In the place of honor where the old statue of Lenin once stood, this new monument stands proudly on a hill, overlooking the city and the river, surrounded by grand fountains. Every evening there is an impressive water show with lights and music.

Kairakum Reservoir

Just outside the city, the Syrdarya river feeds into a great reservoir. Locals take a short, 30 minute bus ride from near the bazaar to spend sunny days by the water. A small man-made beach is attended by various charming eateries and the water is warm and perfect for swimming and bathing in summer.

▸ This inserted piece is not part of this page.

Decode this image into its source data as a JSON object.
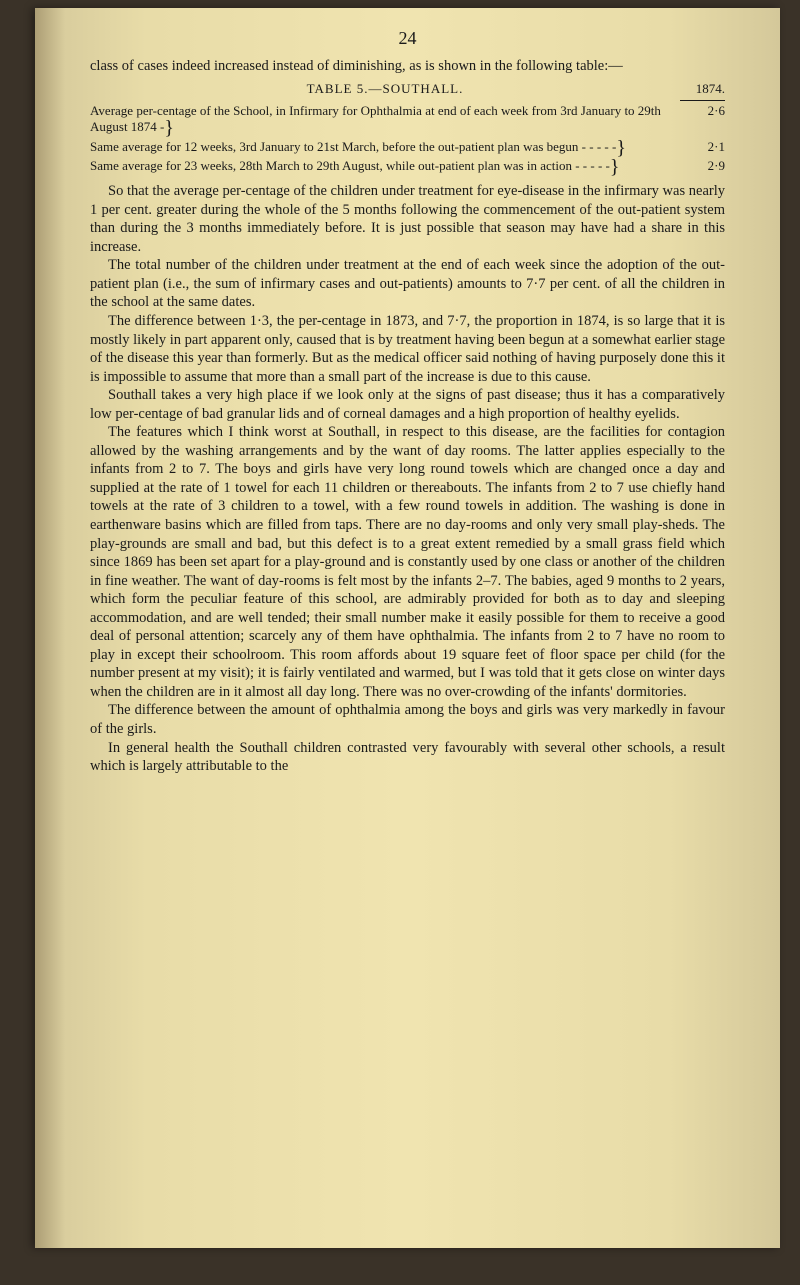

Khujand Fortress and museum

Once a grand and mighty fortress, built to fortify this strategically important city, the fortress is now in ruins. However, some of its former grandeur is restored in a small renovated section which houses the historical museum of Sughd, with artifacts and exhibitions about the region’s colorful history.

Lenin Statue

The once hallowed and now relocated statue of Lenin may have been moved since the Soviet era ended, but it’s still the largest statue of the man in all central Asia. Once the pride of the city, then called Leninabad, the statue now stands in a modest park, next to a Tajik war memorial.

Panchshanbe Bazaar

In a large Stalin-era building, the city gathers every Thursday for one of the largest covered markets in central Asia. This is a great place to snap up bargains, souvenirs and delicious, cheap, local food, and to experience the bustle of real local life.